Handball Nationalmannschaft
DHB-Handballer verlieren zum dritten Mal in Paris

Auch im dritten Spiel hat sich die deutsche Handball-Nationalmannschaft beim Vier-Länder-Turnier in Paris nicht mit Ruhm bekleckert. Das Team von Heiner Brand unterlag Europameister Frankreich mit 25:35 (11:19).

Auch das dritte und letzte Spiel haben Deutschlands ersatzgeschwächte Handballer beim Vier-Länder-Turnier in Paris verloren und belegen damit punktlos den letzten Platz. Nach den Pleiten gegen den EM-Dritten Dänemark (23:32) und Tschechien (25:34) verlor das Team von Bundestrainer Heiner Brand zum Abschluss am Ostersonntag wie erwartet das Duell mit Gastgeber und Europameister Frankreich 25:35 (11:19), zeigte aber im Gegensatz zu den Vortagen eine engagierte Leistung.
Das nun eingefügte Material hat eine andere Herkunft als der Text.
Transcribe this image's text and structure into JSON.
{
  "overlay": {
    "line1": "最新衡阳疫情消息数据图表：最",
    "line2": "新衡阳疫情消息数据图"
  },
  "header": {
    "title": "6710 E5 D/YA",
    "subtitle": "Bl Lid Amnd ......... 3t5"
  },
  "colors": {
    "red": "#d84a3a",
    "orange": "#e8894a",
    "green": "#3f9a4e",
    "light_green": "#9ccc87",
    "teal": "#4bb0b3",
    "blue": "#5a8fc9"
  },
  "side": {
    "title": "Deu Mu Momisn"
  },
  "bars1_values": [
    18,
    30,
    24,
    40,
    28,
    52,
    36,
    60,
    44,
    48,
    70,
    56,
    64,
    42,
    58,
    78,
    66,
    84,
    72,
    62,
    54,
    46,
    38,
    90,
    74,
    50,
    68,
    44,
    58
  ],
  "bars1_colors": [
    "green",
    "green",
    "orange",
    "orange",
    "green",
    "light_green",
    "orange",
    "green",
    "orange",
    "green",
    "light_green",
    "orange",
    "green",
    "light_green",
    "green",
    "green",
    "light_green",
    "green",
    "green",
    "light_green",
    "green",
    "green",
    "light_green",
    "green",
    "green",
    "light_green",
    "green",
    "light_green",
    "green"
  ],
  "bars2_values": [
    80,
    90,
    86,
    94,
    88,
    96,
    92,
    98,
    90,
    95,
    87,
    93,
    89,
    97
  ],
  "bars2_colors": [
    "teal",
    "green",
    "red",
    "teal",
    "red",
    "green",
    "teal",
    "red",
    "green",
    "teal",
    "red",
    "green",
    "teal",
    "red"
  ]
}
Vor 14 000 Zuschauern im Palais Omnisport konnten auch Jens Tiedtke (Großwallstadt), Michael Haaß (Düsseldorf), Christian Schoene (Göppingen) und Torsten Jansen (Hamburg) mit jeweils drei Toren die Niederlage gegen die mit fünf Bundesliga-Legionären gespickte Equipe Tricolore nicht verhindern.
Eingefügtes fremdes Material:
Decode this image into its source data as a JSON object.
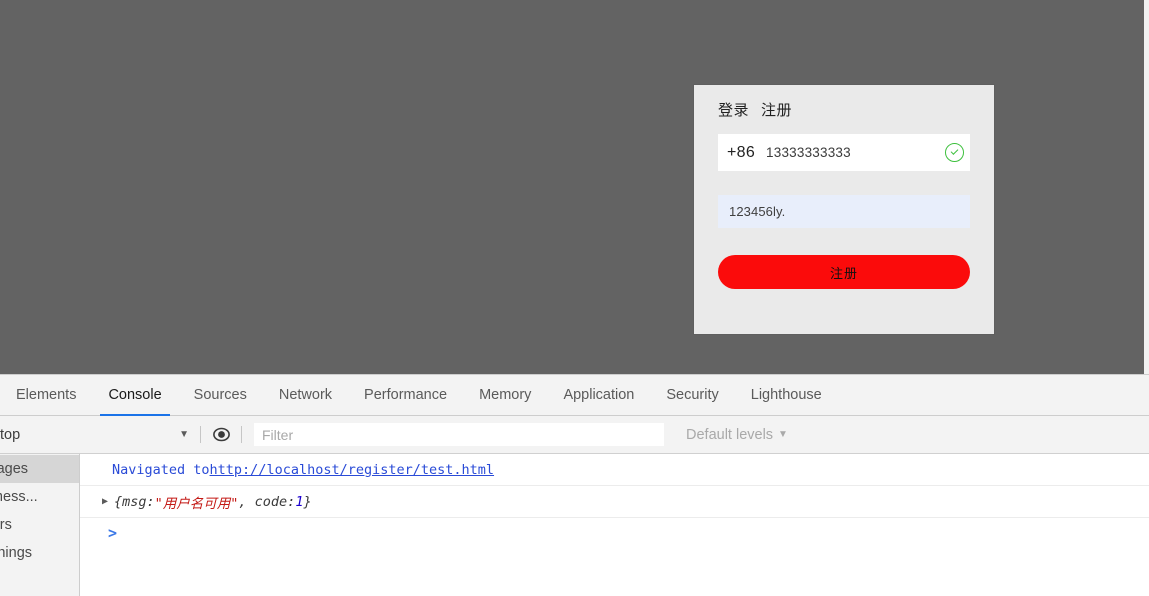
{
  "page": {
    "background_color": "#636363",
    "auth_card": {
      "tabs": [
        {
          "label": "登录",
          "active": false
        },
        {
          "label": "注册",
          "active": true
        }
      ],
      "phone_field": {
        "country_code": "+86",
        "value": "13333333333",
        "placeholder": "",
        "validation_icon": "check-circle-icon",
        "validation_color": "#3ec03e"
      },
      "code_field": {
        "value": "123456ly.",
        "placeholder": "",
        "background_color": "#e8eefb"
      },
      "submit_button": {
        "label": "注册",
        "color": "#fb0b0b"
      }
    }
  },
  "devtools": {
    "tabs": [
      {
        "label": "Elements",
        "active": false
      },
      {
        "label": "Console",
        "active": true
      },
      {
        "label": "Sources",
        "active": false
      },
      {
        "label": "Network",
        "active": false
      },
      {
        "label": "Performance",
        "active": false
      },
      {
        "label": "Memory",
        "active": false
      },
      {
        "label": "Application",
        "active": false
      },
      {
        "label": "Security",
        "active": false
      },
      {
        "label": "Lighthouse",
        "active": false
      }
    ],
    "accent_color": "#1a73e8",
    "toolbar": {
      "context": "top",
      "context_caret": "▼",
      "eye_icon": "eye-icon",
      "filter_placeholder": "Filter",
      "filter_value": "",
      "levels": "Default levels",
      "levels_caret": "▼"
    },
    "sidebar": {
      "items": [
        {
          "label": "essages",
          "full_label": "All messages",
          "selected": true
        },
        {
          "label": "er mess...",
          "full_label": "User messages",
          "selected": false
        },
        {
          "label": "errors",
          "full_label": "No errors",
          "selected": false
        },
        {
          "label": "warnings",
          "full_label": "No warnings",
          "selected": false
        }
      ]
    },
    "console": {
      "messages": [
        {
          "type": "navigation",
          "text": "Navigated to ",
          "url": "http://localhost/register/test.html"
        },
        {
          "type": "object",
          "disclosure": "▶",
          "open_brace": "{msg: ",
          "string_value": "\"用户名可用\"",
          "separator": ", code: ",
          "number_value": "1",
          "close_brace": "}"
        }
      ],
      "prompt_caret": ">",
      "prompt_value": "",
      "prompt_placeholder": ""
    }
  }
}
Frankreich vor heimischer Kulisse Turniersieger

Die bereits vor dem abschließenden Spiel als Turniersieger feststehenden Franzosen (6:0 Punkte) feierten rund zweieinhalb Monate nach dem Gewinn des ersten EM-Titels den ersehnten Triumph beim Heimspiel vor Tschechien (4:2), das die Dänen (2:4) am abschließenden Spieltag überraschend 39:36 (19:21) besiegte.

Neun Monate vor der WM im eigenen Land (19. Januar bis 4. Februar) hielt das deutsche Team gegen die Franzosen nur bis zum 2:3 (8.) mit. Trotz einiger guter Paraden von Keeper Johannes Bitter (Magdeburg) lag die Brand-Sieben nach sechs Gegentreffern in Folge bereits nach 13 Minuten mit 2:9 zurück. Doch im Vergleich zu den ersten Partien zeigte der Olympia-Zweite, der die Absagen von zehn Spielern verkraften musste, eine kämpferisch ansprechende Vorstellung.

Erst als die Gastgeber, die im Magdeburger Joel Abati und Guillaume Fernandez (beide 5) ihre besten Werfer hatte, das Tempo Mitte der zweiten Hälfte etwas herausnahmen, kam die Auswahl des Deutschen Handball Bundes (DHB) noch einmal auf sechs Tore heran (22:28/52.).

Schlechteste Leistung in Brands Amtszeit

Nach den deutlichen Niederlagen zum Auftakt hatte Brand fehlende Disziplin und Einstellung moniert. "Ich bin absolut enttäuscht. So eine Vielzahl von einfachsten Fehlern und unnötigen Zeitstrafen habe ich noch nie in meiner Amtszeit gesehen. Die elementarsten Dinge haben gefehlt", kritisierte Brand und wollte auch die fast schon obligatorische Personalnot nicht als Entschuldigung gelten lassen: "Ich kann kein blindes Verständnis verlangen, aber ich kann verlangen, dass man in die Zweikämpfe geht."